Le Tribunal administratif de Montreuil, statuant par ordonnance, a rejeté la requête de Mme A... qui demandait l’injonction au préfet de lui attribuer un logement suite à une décision favorable de la commission de médiation (DALO). La juridiction a jugé la requête irrecevable car elle avait été introduite hors délai, le recours devant être formé avant le 25 février 2025. La décision s’appuie sur les dispositions du code de justice administrative, notamment l’article R. 778-2 pour le délai de recours et l’article R. 222-1 (4°) pour le rejet d’une requête manifestement irrecevable.
Texte intégral
Vu la procédure suivante :
Par une requête enregistrée le 23 juin 2025, Mme B... A... demande au tribunal d’enjoindre au préfet de lui attribuer un logement en application de la décision favorable de la commission de médiation du droit au logement opposable de la Seine-Saint-Denis du
24 avril 2024, sur le fondement des dispositions du I de l’article L. 441-2-3-1 du code de la construction et de l’habitation.
Vu les autres pièces du dossier.
Vu :
- le code de la construction et de l’habitation ;
- le code de justice administrative.
Considérant ce qui suit :
1. Aux termes de l’article R. 222-1 du code de justice administrative : « (…) les présidents de tribunal (…) peuvent, par ordonnance : (…) 4° Rejeter les requêtes manifestement irrecevables, lorsque la juridiction n’est pas tenue d’inviter leur auteur à les régulariser (…) ». Cette procédure ne nécessite ni instruction contradictoire préalable, ni convocation d’une audience.
2. Aux termes de l’article R. 778-2 du même code : « Les requêtes mentionnées à l'article R. 778-1 sont présentées dans un délai de quatre mois à compter de l'expiration des délais prévus aux articles R. 441-16-1, R. 441-17 et R. 441-18 du code de la construction et de l'habitation (…) ».
4. La demande de logement présentée par Mme A... a été reconnue prioritaire par la commission de médiation du droit au logement opposable de la Seine-Saint-Denis le
24 avril 2024. Cette décision l’informait qu’elle pouvait saisir le tribunal administratif si aucune offre de logement ne lui était faite au 24 octobre 2024, jusqu’au 25 février 2025. Il en résulte que la requête de Mme A..., enregistrée au greffe du tribunal administratif de Montreuil le 23 juin 2025, est tardive et, par suite, irrecevable.
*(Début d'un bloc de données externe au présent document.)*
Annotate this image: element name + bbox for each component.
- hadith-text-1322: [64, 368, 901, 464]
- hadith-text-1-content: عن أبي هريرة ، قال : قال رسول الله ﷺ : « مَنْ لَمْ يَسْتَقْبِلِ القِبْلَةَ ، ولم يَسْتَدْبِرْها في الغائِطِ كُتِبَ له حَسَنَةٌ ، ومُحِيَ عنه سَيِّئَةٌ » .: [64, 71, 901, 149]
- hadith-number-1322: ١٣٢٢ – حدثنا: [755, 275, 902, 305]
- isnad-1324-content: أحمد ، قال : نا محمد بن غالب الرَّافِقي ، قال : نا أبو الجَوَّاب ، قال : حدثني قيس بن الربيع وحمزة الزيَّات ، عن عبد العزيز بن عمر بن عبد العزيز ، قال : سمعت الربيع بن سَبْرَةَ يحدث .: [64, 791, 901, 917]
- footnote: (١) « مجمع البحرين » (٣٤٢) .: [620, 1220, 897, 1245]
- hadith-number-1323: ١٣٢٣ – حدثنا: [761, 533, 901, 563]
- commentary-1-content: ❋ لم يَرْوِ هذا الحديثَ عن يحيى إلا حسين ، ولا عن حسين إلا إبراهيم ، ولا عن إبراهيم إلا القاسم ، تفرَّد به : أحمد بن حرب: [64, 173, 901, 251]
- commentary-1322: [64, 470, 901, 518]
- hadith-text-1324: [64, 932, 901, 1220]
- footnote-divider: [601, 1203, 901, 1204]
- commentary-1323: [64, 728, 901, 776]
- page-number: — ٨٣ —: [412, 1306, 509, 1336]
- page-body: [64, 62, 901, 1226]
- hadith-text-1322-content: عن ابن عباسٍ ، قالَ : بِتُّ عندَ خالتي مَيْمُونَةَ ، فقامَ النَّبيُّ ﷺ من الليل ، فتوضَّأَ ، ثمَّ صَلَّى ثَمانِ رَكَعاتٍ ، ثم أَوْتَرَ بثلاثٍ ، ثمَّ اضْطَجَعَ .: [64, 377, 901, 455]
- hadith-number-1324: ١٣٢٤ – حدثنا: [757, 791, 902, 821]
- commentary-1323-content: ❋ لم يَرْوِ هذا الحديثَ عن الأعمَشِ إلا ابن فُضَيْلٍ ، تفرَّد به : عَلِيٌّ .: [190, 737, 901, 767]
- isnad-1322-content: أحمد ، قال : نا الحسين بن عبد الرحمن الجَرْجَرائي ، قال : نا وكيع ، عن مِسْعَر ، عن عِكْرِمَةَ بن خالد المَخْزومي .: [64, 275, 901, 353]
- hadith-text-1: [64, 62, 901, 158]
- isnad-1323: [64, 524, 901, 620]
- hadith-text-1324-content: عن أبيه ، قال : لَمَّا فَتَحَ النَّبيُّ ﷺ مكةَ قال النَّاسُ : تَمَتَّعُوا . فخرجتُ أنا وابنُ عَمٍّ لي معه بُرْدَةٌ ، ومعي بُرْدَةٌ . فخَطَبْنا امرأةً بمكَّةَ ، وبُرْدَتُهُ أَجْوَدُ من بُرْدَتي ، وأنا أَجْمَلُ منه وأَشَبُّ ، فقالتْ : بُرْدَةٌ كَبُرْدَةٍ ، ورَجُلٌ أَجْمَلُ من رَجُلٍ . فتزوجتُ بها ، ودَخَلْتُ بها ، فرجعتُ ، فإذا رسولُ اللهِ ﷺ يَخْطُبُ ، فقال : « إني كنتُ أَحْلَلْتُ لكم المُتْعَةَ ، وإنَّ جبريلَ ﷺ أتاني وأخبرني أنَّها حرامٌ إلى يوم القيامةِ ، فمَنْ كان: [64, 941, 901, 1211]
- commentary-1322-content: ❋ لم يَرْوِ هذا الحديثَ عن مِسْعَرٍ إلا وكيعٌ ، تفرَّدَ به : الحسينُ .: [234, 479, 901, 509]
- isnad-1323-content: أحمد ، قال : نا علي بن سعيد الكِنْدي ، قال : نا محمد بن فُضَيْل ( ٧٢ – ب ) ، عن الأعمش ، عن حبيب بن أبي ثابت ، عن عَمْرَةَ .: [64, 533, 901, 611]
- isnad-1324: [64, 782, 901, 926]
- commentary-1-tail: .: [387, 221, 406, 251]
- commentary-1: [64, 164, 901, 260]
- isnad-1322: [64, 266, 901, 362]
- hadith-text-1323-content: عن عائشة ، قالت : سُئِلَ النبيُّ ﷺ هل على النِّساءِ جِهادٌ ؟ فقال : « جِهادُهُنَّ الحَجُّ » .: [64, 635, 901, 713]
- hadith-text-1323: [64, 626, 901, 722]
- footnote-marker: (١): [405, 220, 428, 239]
Elle doit être rejetée sur le fondement des dispositions du 4° de l’article R. 222-1 du code de justice administrative précitées.
O R D O N N E :
Article 1er : La requête de Mme A... est rejetée.
Article 2 : La présente ordonnance sera notifiée à Mme B... A... et au ministre de la ville et du logement.
Copie en sera adressée au préfet de la Seine-Saint-Denis.
Fait à Montreuil, le 11 mars 2026.
La présidente de la 3ème chambre,
J. Jimenez
La République mande et ordonne au ministre de la ville et du logement en ce qui le concerne ou à tous commissaires de justice à ce requis en ce qui concerne les voies de droit commun contre les parties privées, de pourvoir à l'exécution de la présente décision.